Apparently we baby boomers like to hold on to our childhood toys for nostalgia. And if our mothers threw them away, we can buy them back.
My mother kept most of my childhood dolls and toys, but not my old paper dolls. Or maybe I thew them out when I was too old to play with them.
I recall hours sitting on the living room rug playing with those paper dolls in the ’50s. Besides the Lennon Sisters, I think I had Gisele MacKenzie, Marge and Gower Champion and maybe Rock Hudson. Sometimes I’d cut Betsy McCall dolls out of the magazine. We bought some of them at a store, long closed now, in Knightville.
Luckily, my mother saved my dolls. However, she would frequently suggest I give them away to get them out of the attic, for she was worried that they would melt up there. Finally, when I was in my 30s, I took her suggestion and went up into the attic and started cleaning out.
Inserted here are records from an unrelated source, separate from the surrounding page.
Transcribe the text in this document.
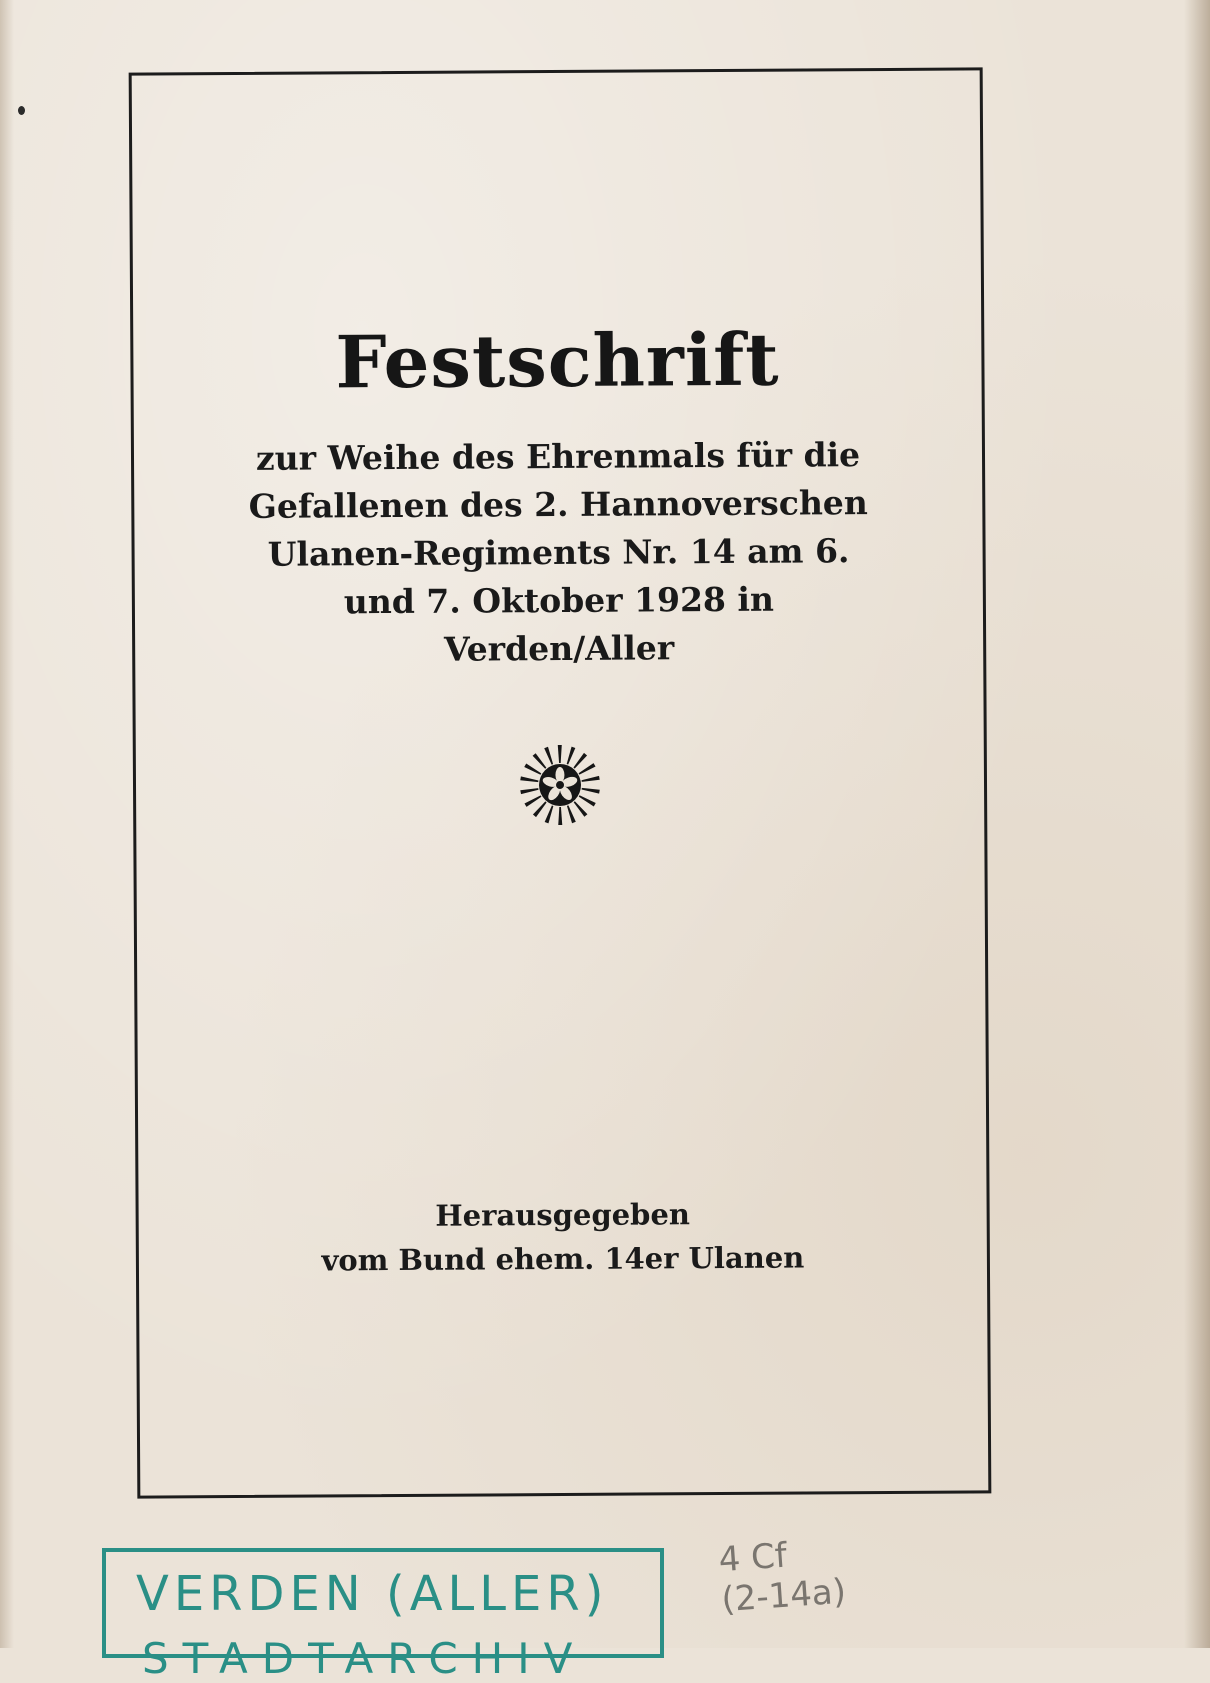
Festschrift
zur Weihe des Ehrenmals für die
Gefallenen des 2. Hannoverschen
Ulanen-Regiments Nr. 14 am 6.
und 7. Oktober 1928 in
Verden/Aller
Herausgegeben
vom Bund ehem. 14er Ulanen
VERDEN (ALLER)
STADTARCHIV
4 Cf
(2-14a)
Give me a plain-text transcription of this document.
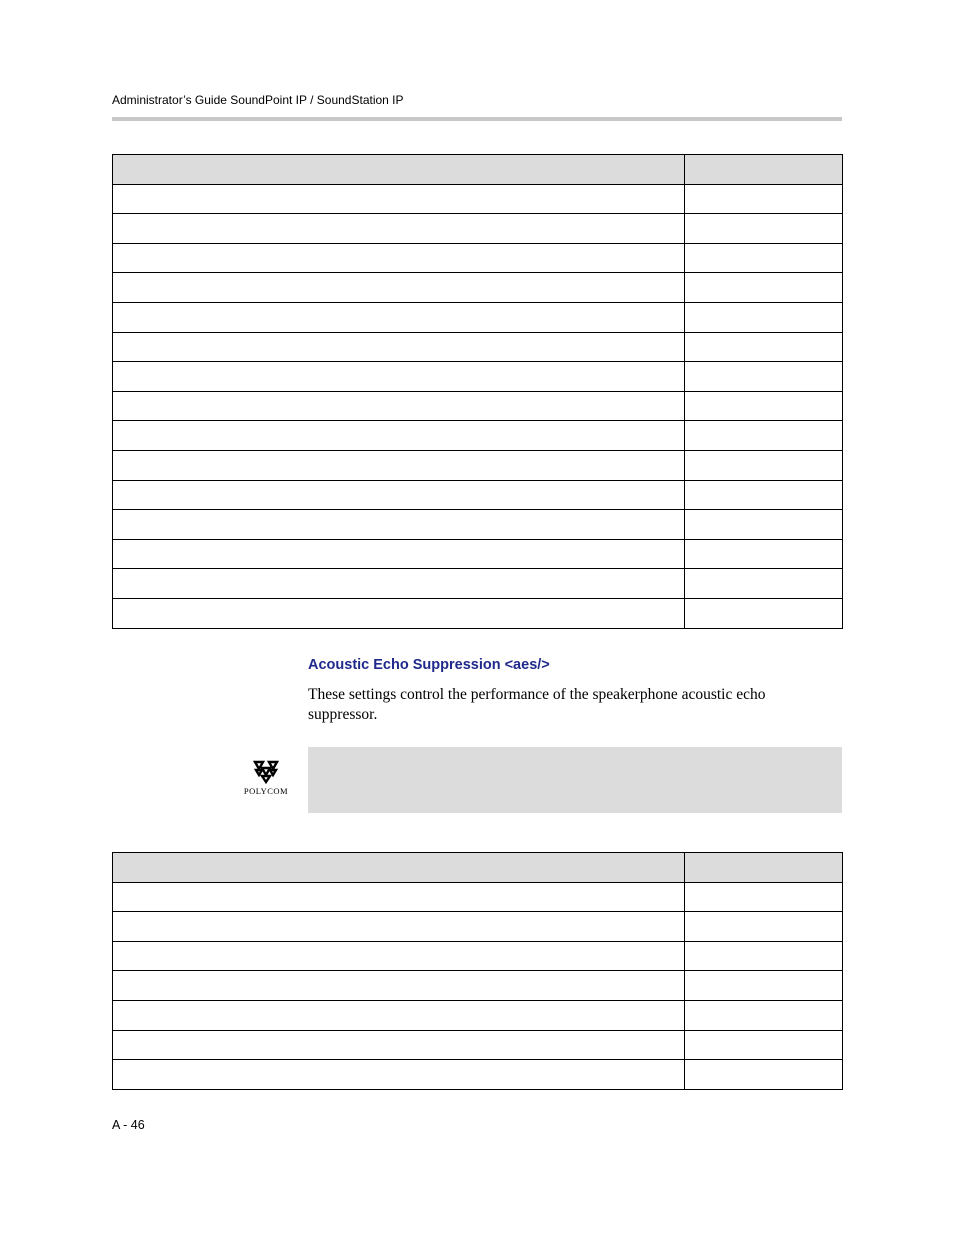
Administrator’s Guide SoundPoint IP / SoundStation IP

Acoustic Echo Suppression <aes/>
These settings control the performance of the speakerphone acoustic echo suppressor.
POLYCOM

A - 46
Unfortunately, I hadn’t heeded her advice about the heat, and, disastrously, my Peggy and Betsy Wetsy both lost their faces. I didn’t give the rest away but wrapped them better.
About 10 years ago, I decided to go through my dolls and their accessories again. I downsized some and took the best ones to display in my apartment. I consigned and sold the pink Wolverine stove and refrigerator and some dollhouse furniture. My rubber doll Marianne was brown with age, so she didn’t stay.
But what I kept I fondly still display. My mother had made clothes, still in great condition, for all my dolls. But if I find a vintage outfit for one of my Vogue dolls or my Uneeda Bob on eBay or at an antiques mall, I buy it. It’s a great feeling for a sentimental lady.
Last summer at a yard sale I found a Raggedy Ann to replace the one my Auntie Meff had given me. She is snuggled right next to Mary Jane, a cloth doll, my first doll ever.
I’m not the only middle-aged person who is nostalgic about childhood toys. My Rumford cousins, Bobby and Kathy, almost had a custody battle over Zippy the Chimp, a favorite stuffed animal.
A friend who recently lost his mother has been going through her belongings. So far, no parting with his childhood toys, among which are the cowboy rubber squeaky doll, the Tonka trucks, the Gilbert erector sets, the Busy Beaver toolbox. And there’s the Howdy Doody lamp.
As for me, this winter I hope to find some time to cut out some of the outfits for my newly acquired Lennon Sisters paper dolls. I can be a kid all over again.